We know that Celto-Egypto-Phoenician sailors lived in


Australia in ancient times, because their coins, artefacts and
other archaeological remains have been found there.
Broome is rich in such finds. Although evidence is in favour
of purposeful settlement for the exploitation of resources
(Australian eucalyptus oil, for example, was used in ancient
Egyptian embalming and there’s evidence of mining for
precious metals) shipwrecks of this kind were probably
common.

This story seems to have come from Wandjinna country in


the Kimberleys in which case, they were Celts (Wan-djinna =
bhán duine, which is Irish for white person).
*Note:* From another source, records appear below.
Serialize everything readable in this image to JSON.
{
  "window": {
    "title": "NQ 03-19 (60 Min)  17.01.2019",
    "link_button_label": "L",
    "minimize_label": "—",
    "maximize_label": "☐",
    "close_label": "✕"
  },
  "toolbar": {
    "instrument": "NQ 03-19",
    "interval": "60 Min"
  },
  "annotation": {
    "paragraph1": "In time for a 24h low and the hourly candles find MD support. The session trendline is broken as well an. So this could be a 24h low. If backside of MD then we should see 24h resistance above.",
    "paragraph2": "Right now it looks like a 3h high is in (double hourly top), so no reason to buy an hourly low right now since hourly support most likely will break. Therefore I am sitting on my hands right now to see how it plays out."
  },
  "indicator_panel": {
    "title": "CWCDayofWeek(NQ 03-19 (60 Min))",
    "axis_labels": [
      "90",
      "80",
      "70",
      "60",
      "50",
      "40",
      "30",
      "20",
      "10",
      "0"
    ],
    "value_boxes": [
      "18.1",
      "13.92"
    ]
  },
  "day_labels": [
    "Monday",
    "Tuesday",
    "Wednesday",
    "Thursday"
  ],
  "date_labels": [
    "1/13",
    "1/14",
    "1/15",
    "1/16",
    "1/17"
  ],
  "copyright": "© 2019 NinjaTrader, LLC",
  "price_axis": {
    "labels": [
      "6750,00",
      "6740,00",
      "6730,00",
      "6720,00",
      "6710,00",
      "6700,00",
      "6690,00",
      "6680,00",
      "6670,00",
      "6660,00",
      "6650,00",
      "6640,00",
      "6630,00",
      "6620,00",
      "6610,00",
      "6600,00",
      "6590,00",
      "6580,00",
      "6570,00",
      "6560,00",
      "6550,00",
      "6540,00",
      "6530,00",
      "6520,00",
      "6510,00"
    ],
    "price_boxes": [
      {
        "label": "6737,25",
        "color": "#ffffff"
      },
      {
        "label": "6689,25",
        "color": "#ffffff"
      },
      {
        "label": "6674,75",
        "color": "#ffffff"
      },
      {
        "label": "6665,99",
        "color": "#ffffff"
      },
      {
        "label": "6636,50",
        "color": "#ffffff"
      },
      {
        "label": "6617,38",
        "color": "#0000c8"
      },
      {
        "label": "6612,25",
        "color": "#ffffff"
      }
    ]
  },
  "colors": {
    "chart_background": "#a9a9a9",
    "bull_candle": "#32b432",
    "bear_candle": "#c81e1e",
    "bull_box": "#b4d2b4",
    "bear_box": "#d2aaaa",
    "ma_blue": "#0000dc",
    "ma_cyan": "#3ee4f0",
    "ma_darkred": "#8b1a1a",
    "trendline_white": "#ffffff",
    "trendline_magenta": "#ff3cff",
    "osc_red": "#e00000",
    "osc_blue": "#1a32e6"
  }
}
The Wandjinna
people of the Kimberleys despite generations of
intermarrying with local populations still have paler skins
than other Aborigines, and many Western, desert and inland
aborigines are fair or red-haired. There are many culturally
focal words in Aboriginal languages that have resounding
links to words in Celtic and related ancient languages.
Accustomed to ovids, bovids and equines, etc, the Northern
Hemisphere Wandjinna would have been amazed at the
strangeness of the kangaroo, whereas Dreamtime Aborigines
who had never seen a large mammal before would not be
amazed that its proportions were nearer to those of a human
being, as a kangaroo’s are, than those of many other
mammals.

The idea that the Kangaroos’ efforts to land had lengthened


their legs doesn’t ring true to my ear. Origin stories of the
aborigines aren’t like that. Simplistic tales of ‘how-the-
who’s-it-got-its-what’s-it’ tales are more typically western.
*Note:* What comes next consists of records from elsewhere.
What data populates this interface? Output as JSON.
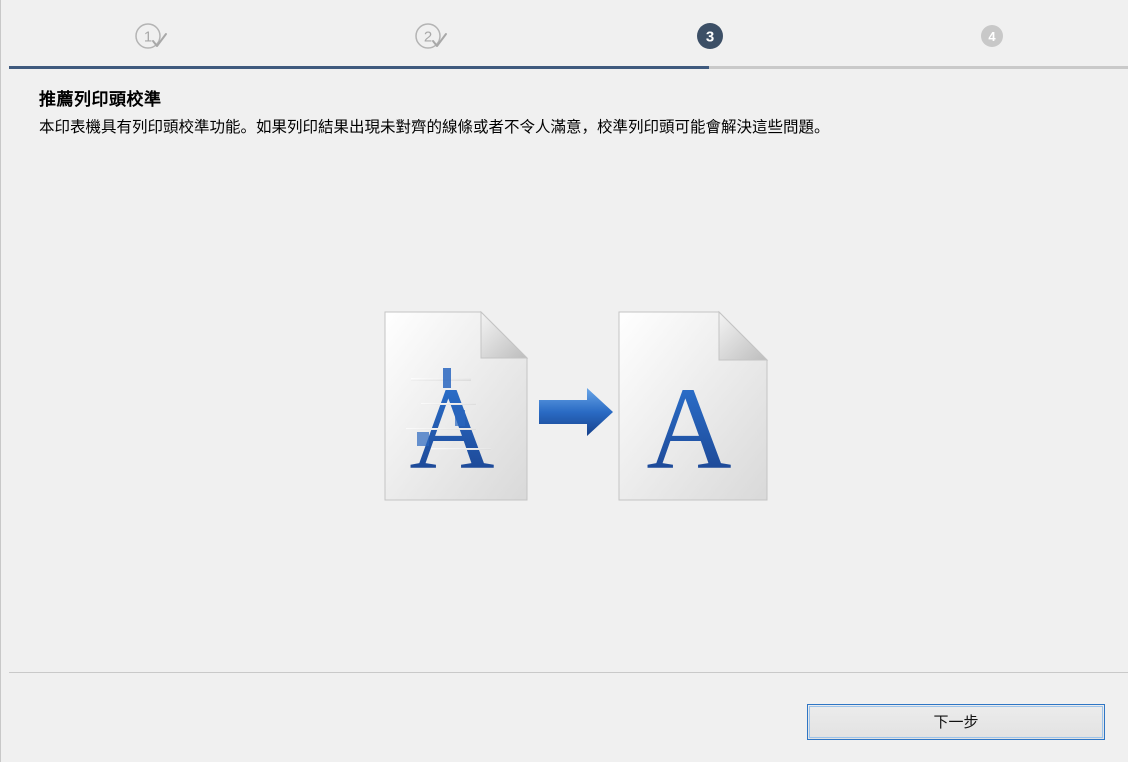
{
  "wizard": {
    "steps": [
      {
        "number": "1",
        "state": "completed"
      },
      {
        "number": "2",
        "state": "completed"
      },
      {
        "number": "3",
        "state": "current"
      },
      {
        "number": "4",
        "state": "upcoming"
      }
    ],
    "current_step": 3,
    "total_steps": 4
  },
  "content": {
    "title": "推薦列印頭校準",
    "description": "本印表機具有列印頭校準功能。如果列印結果出現未對齊的線條或者不令人滿意，校準列印頭可能會解決這些問題。",
    "illustration": {
      "before_glyph": "A",
      "after_glyph": "A"
    }
  },
  "footer": {
    "next_label": "下一步"
  },
  "colors": {
    "background": "#f0f0f0",
    "step_completed": "#b4b4b4",
    "step_current": "#3c4f66",
    "step_upcoming": "#c8c8c8",
    "progress_fill": "#3f5a7e",
    "glyph_blue": "#1f5aa8",
    "button_border": "#2f76c5"
  },
  "icons": {
    "completed_step": "check-circle-icon",
    "current_step": "filled-circle-number-icon",
    "upcoming_step": "filled-circle-number-icon"
  }
}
A ‘whole tribe’ of native Aborigines would not have needed a


storm to guide them to the grassy area of abundant food. A
shipwrecked crew would.

When did this happen? How long is it since Irish-speaking


people plied the seven seas? Not since Rome proclaimed the
world flat and tortured anyone who said it wasn’t. Of course,
we now know that their pre-Christian era maps of the
Southern Hemisphere are real. In the near future I’ll be
looking at some of their strange ‘magical journeys’ to see
how much they may have been subjected to the same sort
of distortive treatment as we’re seeing here.